What If Anne Frank Had Survived? An "Extended Play" Counterfactual

I was interested to learn about a new play being performed in Montreal: "The Secret Annex," written by Alix Sobler and directed by Marcia Kash.



As reported in a story in The McGill Tribune, the play features an intriguing "what if?" premise:

"What if Anne Frank had survived? What would her life and struggles consist of after enduring the most well known genocide of the past century, possibly of all history? This is the alternate universe that writer Alix Sobler portrays in The Secret Annex, directed by Marcia Kash. With a cast of only five, Sarah Farb stars as the surviving heroine. A veteran to the role of Anne Frank, Farb played the protagonist at the Stratford festival last season and now reprises her role effortlessly in Montreal. Anne Frank, a young German Jew, was hidden in an attic for three years during the Nazi control of Amsterdam. In Sobler’s world, however, Anne survived through Nazi rule and is now living in New York City at the age of 25. As an aspiring writer, she struggles to have her diary published to show the world her collection of memories from her confinement."

The article concludes by noting;

"The play succeeds in asking the uncomfortable and disturbing question: Do people love the story of Anne Frank because she represents a martyred heroine of tragedy? Would Anne’s beloved story be as loved if she had survived, or would it never make it past the publisher’s office? It’s lovely to pretend that her story had a happy ending, but it didn’t. The reality of the holocaust pervades even the alternate universe of the play. Anne never lived to see her 16th birthday; an infinite amount of possibilities halted the day she entered the Amsterdam attic. Anne’s diary serves as a stark reminder of the lives that were lost during the Holocaust, and the dreams that could not be followed because of it."

The premise is not new.  Philip Roth explored it in his novel, The Ghost Writer (1979).

But it is worthy highlighting the fact that the premise is an instance an "extended play" counterfactual -- a "what if?" scenario, in which a historical figure whose life was cut short in reality gets to live out his or her life as it would have unfolded without a premature death.  There are countless people who have been profiled in this fashion: Vladimir Lenin, JFK, Martin Luther King, among others.  The traditional conclusion for the admirers of such figures is that their premature demise preempted subsequent accomplishments, thereby burnishing their tragic/heroic qualities .  At the same time, more sanguine observers often contend that an early death may have actually spared these figures subsequent failures, which would have compromised their reputations had they actually lived.

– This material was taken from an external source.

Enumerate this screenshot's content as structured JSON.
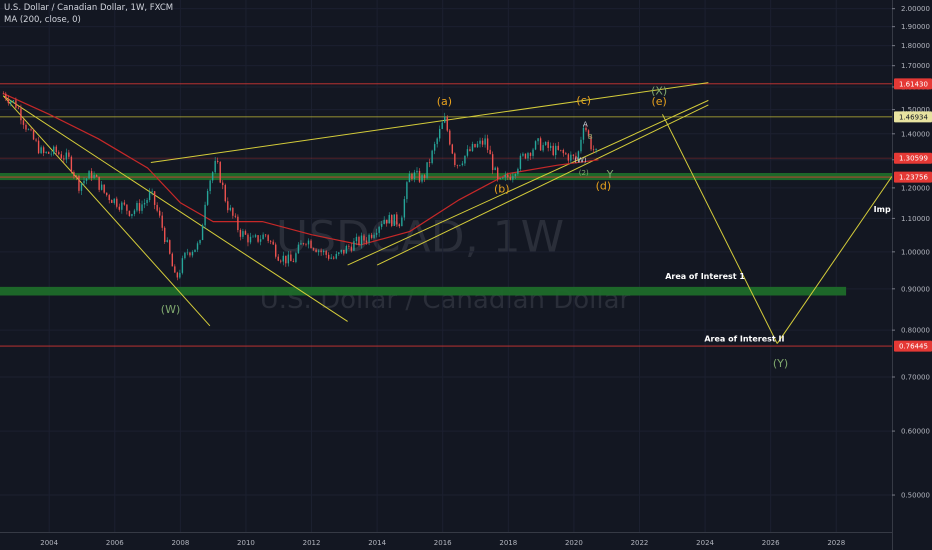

As is so often the case, wondering "what if" in this fashion reflects our own subjective wishes and fears about how history might have been different.

Comments

Unknown said…
Paul Di Filippo wrote a short story along similiar lines. Titled "Anne". It follows Anne and her sister after they had been sent to the US by her father in 1938. Can be found in his short story collection, Lost Pages.
iolanthe said…
The Kennedy brothers are probably an excellent lesson in why avoiding premature death my not be the best thing for one's historical legacy. JFK and RFK's legacies are largely intact while Teddy limped from one disgrace to another. If he'd died before Chippaquidick we'd probably all be speculating about how the third Kennedy brother could have delivered on the promise shown by his martyred brothers.